Identification of key genes and development of an identifying machine learning model for sepsis

• Published in: Inflammation research Vol. 74; no. 1; p. 100
• Main Authors: Li, Zhonghao, Chen, Shengsong, Gao, Nan, Chen, Jie, Qin, Ying, Zhang, Guoqiang
• Format: Journal Article
• Language: English
• Published: Cham Springer International Publishing 01.12.2025; Springer Nature B.V
• Subjects: Allergology; Animals; Approximation; Biomedical and Life Sciences; Biomedicine; Databases, Genetic; Datasets; Dermatology; DQA1 protein; Fibroblasts; Gene expression; Gene Expression Profiling; Gene sequencing; Genes; Genomics; Heart; Histocompatibility antigen HLA; Humans; Identification; Immunology; Learning algorithms; Lung - metabolism; Lungs; Machine Learning; Mice; Neurology; Pathology; Pharmacology/Toxicology; Rheumatology; Sepsis; Sepsis - diagnosis; Sepsis - genetics; Sequence Analysis, RNA; Single-Cell Analysis; Support Vector Machine; Support vector machines; Computer biology; Immunology; Bioinformation; Pyemia; Translational medicine
• ISSN: 1023-3830; 1420-908X; 1420-908X
• DOI: 10.1007/s00011-025-02068-7

Objective and design This study aims to identify key genes of sepsis and construct a model for sepsis identification through integrated multi-organ single-cell RNA sequencing (scRNA-seq) and machine learning. Material or subjects Datasets downloaded from the Gene Expression Omnibus (GSE207363, GSE207651, GSE185263, GSE69063 and GSE134347) were used.
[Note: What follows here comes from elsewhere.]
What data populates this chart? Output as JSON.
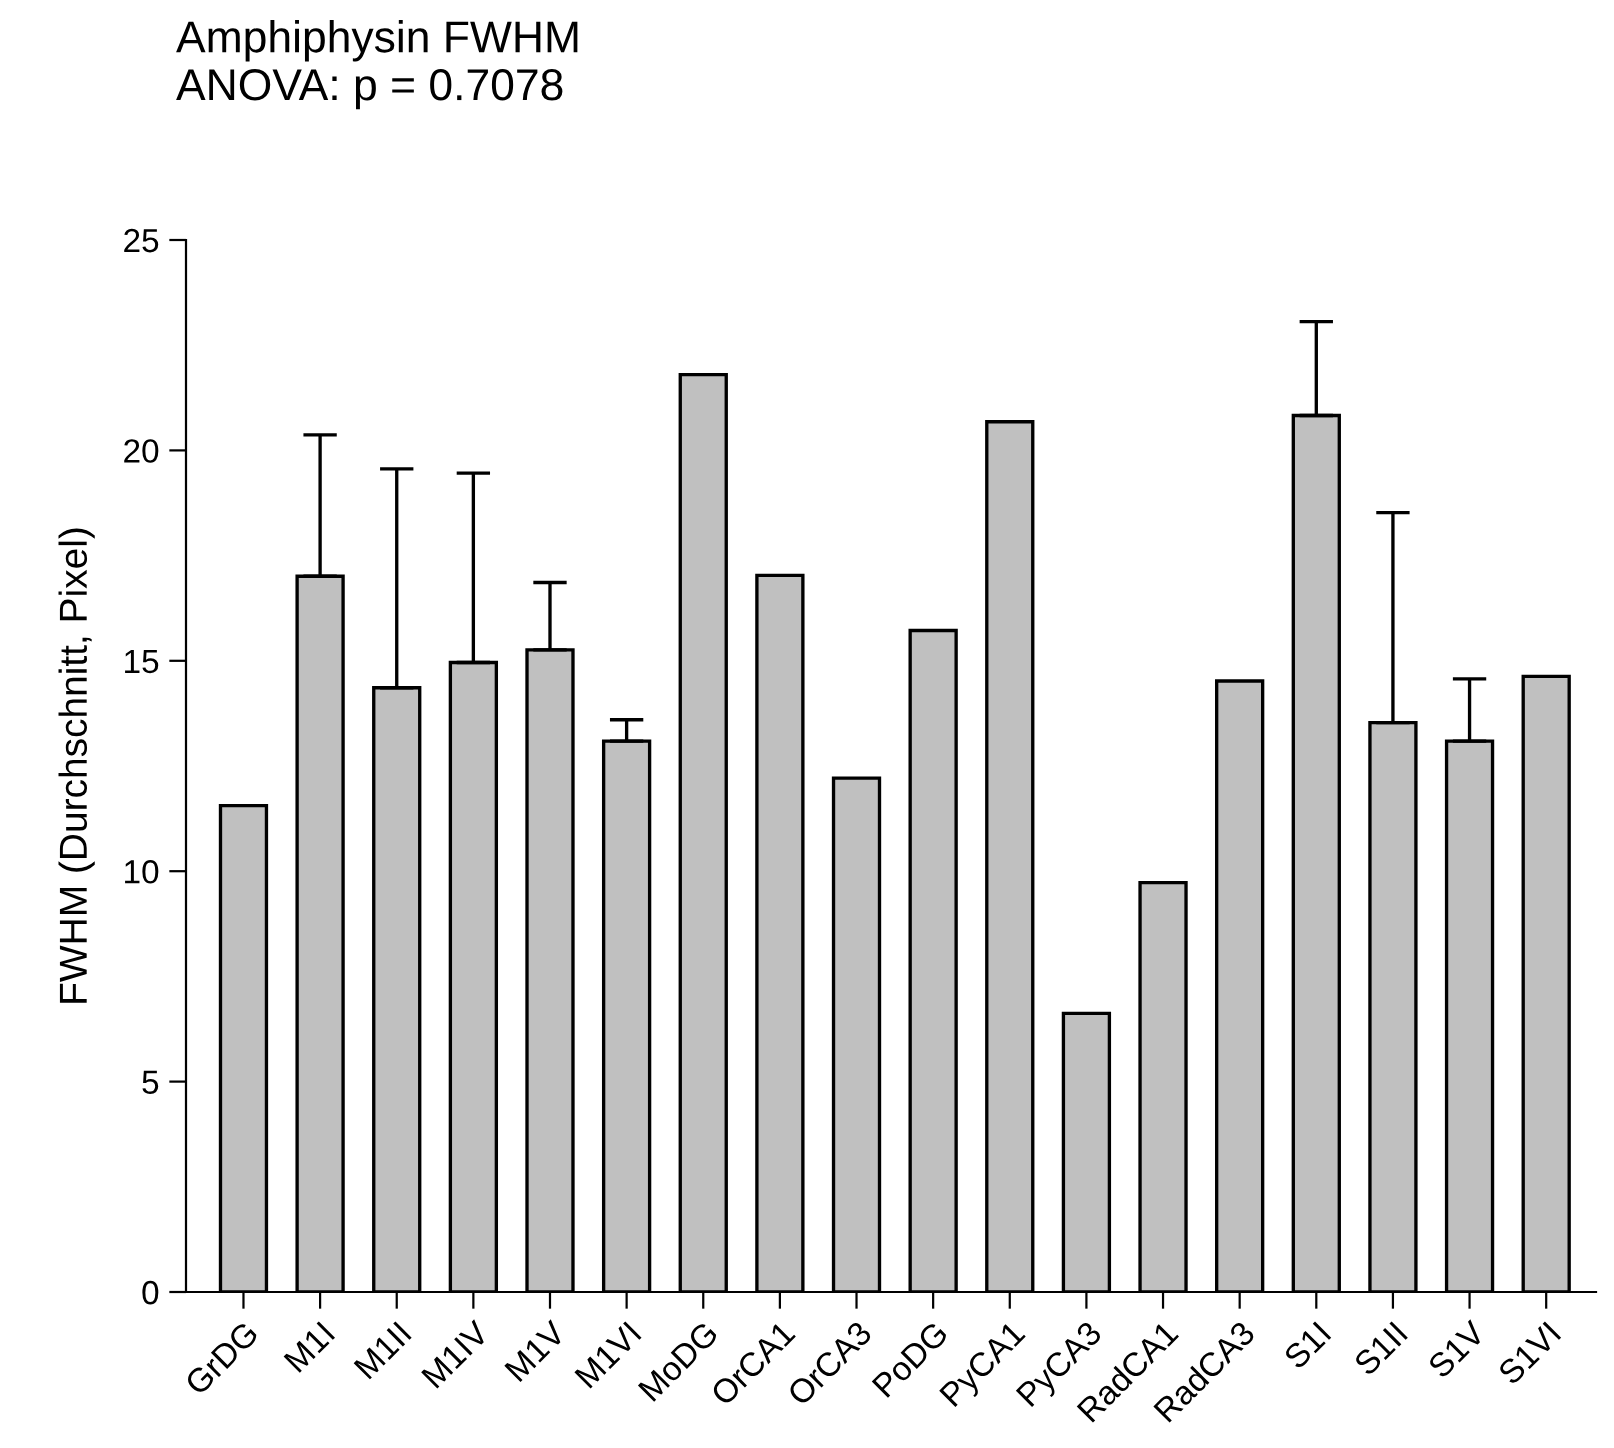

Methods ScRNA-seq data extracted from heart (GSE207363) and lung tissues (GSE207651) of septic mice were processed and analyzed using the Seurat package in R. Key genes were identified as present in both heart and lung tissues, resulting from the overlap of three analyses along with differential expression analyses. We then used support vector machine recursive feature elimination to construct a model for sepsis identification based on these key genes. The GSE185263 dataset was used for training, while GSE69063 and GSE134347 were used for testing. The accuracy of the model in identifying of sepsis was validated by analyzing the area under the receiver operating characteristic curve (AUROC) using the test datasets. Results Thirteen genes were initially identified as key genes, and after translation to their human homologs, ten genes remained. The optimal SVM-RFE model incorporated eight of these genes ( CAMP, CD74 , HLA-DQA1 , HLA-DQB1, HLA-DMA , HLA-DRB5 , and LYZ ). In the two test datasets, the AUROC value for the accuracy of the model in identifying of sepsis was 0.904 and 0.924, respectively. Conclusions We have identified several key genes and developed a machine learning model for sepsis identification. Further studies are needed to validate our findings.